The authors present an appeal to the notion that erotic love need not be exclusive, as many other forms of love are not, and that it does not have to follow a zero sum game expectation. This is true, but it depends on the society in which children exist in many ways. These include both the obvious ones -- such as the discussions throughout this book of societal mechanisms by which various forager societies have mitigated sexual jealousy with ritualistic requirements on extra pair sex -- and the less obvious ones such as enforced provisioning of all children by all adults within a group. Without these societal structures in place, significant reproductive conflict within a sex will exist, as one individual gaining resources will come at the cost of another individual losing them.

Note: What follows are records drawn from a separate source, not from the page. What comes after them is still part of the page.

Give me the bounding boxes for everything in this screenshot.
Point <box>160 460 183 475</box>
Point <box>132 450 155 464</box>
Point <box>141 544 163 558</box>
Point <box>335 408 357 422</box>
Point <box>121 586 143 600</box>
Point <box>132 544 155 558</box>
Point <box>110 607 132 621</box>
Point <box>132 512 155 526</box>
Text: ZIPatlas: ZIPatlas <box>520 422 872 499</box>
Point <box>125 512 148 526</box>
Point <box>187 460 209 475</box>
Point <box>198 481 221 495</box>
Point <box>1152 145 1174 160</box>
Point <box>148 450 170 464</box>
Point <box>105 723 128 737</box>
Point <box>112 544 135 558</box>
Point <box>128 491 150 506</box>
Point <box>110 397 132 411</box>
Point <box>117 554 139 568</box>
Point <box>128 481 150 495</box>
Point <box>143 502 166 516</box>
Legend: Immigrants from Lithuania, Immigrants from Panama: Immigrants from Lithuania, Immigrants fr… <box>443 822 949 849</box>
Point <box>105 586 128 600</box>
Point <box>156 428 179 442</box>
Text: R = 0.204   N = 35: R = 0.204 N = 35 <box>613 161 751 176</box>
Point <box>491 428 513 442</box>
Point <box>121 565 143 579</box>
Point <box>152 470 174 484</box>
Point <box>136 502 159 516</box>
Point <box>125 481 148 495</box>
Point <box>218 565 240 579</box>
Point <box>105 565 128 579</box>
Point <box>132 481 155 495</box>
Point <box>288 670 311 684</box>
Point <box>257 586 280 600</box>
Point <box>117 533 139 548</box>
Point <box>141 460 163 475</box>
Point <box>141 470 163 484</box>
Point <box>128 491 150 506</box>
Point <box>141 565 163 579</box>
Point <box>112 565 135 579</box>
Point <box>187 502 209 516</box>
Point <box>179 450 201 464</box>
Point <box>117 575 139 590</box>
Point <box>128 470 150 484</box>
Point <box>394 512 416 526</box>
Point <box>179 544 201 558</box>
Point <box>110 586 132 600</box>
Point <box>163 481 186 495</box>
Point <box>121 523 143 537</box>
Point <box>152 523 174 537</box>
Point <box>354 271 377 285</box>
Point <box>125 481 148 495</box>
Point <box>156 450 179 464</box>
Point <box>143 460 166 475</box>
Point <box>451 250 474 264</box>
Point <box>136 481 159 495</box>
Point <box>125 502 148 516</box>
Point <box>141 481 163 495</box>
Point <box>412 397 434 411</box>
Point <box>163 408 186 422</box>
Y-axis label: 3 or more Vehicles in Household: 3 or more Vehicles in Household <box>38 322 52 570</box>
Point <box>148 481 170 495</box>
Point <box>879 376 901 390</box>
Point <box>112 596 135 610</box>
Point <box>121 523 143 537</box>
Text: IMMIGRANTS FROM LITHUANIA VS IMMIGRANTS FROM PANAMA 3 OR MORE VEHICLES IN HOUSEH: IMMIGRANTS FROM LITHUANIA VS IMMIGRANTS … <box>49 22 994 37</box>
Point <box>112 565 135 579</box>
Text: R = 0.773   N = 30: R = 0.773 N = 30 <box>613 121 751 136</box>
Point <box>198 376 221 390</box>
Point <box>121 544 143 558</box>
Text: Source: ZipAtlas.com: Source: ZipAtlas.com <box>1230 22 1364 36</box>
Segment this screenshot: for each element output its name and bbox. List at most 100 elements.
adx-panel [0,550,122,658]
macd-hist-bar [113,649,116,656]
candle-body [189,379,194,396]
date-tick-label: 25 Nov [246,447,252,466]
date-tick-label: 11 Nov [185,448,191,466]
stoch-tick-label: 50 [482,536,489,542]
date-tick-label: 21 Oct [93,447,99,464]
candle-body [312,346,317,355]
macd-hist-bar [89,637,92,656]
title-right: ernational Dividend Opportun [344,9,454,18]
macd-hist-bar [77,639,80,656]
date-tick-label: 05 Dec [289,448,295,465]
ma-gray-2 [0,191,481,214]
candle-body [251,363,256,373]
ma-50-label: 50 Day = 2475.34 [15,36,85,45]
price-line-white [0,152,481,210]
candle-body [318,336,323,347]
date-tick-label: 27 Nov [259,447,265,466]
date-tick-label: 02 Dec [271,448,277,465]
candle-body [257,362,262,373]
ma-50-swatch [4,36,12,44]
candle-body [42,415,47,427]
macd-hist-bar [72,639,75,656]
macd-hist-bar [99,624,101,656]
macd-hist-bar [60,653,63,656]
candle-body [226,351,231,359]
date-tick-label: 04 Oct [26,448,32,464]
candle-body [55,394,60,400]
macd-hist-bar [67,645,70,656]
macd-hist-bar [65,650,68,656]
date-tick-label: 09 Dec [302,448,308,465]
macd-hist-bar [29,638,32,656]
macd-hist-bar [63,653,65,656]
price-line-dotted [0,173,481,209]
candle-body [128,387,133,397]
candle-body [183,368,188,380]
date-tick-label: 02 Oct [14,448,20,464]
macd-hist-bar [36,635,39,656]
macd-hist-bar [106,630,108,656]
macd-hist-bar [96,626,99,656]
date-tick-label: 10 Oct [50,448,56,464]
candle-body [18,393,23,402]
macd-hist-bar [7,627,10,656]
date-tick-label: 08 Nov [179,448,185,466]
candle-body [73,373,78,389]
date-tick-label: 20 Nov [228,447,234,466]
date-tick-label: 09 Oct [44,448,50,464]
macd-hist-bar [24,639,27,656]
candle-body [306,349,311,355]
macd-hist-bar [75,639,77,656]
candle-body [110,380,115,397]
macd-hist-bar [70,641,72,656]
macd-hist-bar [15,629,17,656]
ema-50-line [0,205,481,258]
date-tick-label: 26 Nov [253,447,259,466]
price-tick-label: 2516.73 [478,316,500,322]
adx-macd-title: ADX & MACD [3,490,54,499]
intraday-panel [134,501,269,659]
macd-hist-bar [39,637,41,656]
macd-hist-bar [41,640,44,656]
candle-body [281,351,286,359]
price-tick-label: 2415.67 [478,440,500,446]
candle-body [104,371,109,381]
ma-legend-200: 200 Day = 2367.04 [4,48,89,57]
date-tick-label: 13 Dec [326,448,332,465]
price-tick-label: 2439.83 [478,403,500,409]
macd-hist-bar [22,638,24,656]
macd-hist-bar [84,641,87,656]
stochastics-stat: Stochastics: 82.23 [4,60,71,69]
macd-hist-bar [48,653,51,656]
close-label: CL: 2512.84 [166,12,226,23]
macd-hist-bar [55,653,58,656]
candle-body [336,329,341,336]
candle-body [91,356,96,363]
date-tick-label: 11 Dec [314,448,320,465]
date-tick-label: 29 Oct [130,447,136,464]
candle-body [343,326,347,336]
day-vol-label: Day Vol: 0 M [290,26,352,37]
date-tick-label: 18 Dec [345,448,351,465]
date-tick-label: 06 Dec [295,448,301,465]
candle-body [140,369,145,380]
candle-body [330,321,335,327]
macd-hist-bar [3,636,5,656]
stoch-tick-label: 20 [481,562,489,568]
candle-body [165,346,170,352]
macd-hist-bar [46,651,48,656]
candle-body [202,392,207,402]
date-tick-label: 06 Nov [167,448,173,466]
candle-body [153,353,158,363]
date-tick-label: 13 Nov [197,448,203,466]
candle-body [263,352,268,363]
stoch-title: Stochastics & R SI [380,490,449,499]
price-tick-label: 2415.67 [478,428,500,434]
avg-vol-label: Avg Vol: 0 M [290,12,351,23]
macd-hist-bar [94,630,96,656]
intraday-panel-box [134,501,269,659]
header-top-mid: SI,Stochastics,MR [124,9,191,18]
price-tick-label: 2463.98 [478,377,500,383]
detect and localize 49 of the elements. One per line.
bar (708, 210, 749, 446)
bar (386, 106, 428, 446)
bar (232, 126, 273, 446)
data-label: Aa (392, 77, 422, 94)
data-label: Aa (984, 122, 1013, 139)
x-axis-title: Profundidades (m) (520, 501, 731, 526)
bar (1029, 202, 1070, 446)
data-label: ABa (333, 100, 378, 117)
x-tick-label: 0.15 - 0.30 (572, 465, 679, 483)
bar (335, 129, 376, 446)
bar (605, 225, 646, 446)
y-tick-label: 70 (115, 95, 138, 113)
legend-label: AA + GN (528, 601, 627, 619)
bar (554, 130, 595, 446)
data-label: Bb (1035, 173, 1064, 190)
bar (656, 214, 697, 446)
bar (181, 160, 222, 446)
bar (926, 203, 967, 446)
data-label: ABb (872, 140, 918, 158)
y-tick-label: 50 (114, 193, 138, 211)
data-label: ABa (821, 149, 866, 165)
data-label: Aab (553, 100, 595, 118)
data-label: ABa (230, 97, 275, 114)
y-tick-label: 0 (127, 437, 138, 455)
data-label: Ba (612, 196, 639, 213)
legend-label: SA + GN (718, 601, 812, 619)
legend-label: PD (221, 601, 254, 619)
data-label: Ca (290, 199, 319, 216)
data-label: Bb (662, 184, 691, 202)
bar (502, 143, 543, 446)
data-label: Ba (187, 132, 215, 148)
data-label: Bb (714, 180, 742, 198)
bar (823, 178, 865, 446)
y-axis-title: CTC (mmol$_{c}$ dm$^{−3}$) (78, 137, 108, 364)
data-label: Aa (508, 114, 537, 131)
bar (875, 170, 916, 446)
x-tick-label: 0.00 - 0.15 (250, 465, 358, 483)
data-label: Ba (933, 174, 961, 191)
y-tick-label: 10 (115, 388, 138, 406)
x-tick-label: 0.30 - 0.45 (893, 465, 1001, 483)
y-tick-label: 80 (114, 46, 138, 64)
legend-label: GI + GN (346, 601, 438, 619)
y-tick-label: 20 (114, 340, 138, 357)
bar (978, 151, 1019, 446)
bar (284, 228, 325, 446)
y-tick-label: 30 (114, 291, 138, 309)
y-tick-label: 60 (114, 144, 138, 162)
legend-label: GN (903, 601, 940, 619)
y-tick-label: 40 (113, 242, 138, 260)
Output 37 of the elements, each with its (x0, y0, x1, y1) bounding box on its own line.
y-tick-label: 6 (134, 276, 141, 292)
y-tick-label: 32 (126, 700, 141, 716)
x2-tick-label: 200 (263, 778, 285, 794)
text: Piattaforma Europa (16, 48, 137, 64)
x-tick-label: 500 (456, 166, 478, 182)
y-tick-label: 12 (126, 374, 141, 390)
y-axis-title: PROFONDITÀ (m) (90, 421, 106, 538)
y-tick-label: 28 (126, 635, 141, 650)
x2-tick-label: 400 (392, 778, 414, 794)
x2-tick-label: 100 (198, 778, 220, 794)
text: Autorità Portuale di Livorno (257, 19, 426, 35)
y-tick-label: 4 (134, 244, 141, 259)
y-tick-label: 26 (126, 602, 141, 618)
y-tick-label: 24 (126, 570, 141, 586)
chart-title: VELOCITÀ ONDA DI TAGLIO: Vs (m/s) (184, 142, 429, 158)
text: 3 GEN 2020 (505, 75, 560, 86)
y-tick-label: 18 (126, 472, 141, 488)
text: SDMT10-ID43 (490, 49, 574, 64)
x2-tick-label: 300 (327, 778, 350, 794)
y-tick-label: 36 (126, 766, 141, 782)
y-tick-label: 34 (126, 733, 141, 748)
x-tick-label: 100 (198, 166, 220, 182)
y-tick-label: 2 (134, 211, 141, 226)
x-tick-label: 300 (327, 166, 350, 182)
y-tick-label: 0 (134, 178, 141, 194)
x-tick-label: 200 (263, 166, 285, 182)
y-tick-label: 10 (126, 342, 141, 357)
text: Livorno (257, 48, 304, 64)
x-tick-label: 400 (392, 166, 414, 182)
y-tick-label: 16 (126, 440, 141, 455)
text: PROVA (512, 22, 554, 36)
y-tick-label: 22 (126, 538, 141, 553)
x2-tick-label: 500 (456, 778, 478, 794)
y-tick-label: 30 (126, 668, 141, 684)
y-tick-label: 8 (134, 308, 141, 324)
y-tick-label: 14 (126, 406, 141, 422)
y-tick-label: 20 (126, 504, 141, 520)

There is also, at the end of this chapter, another instance of what I feel is an assumption that a behavior must be conscious in order to count. The authors look at forager societies in which sexual bonds are not exclusive, and conclude that the women in them do not have to barter access to sex for food or protection or investment in their offspring. That is one way of looking at it, and potentially valid. It's not the only one. It is also valid to look at this as an example of paternity confusion, where men do not know which children are related to them genetically and which ones are not so they contribute to all of the offspring in the group. In this view, the women are bartering sexual access for resources, but they are doing so so constantly that they do not recognize it as such. I do not know that this is what is occurring, but I see it as at least as consistent with the evidence presented, and it's starting to feel like an elephant in the room.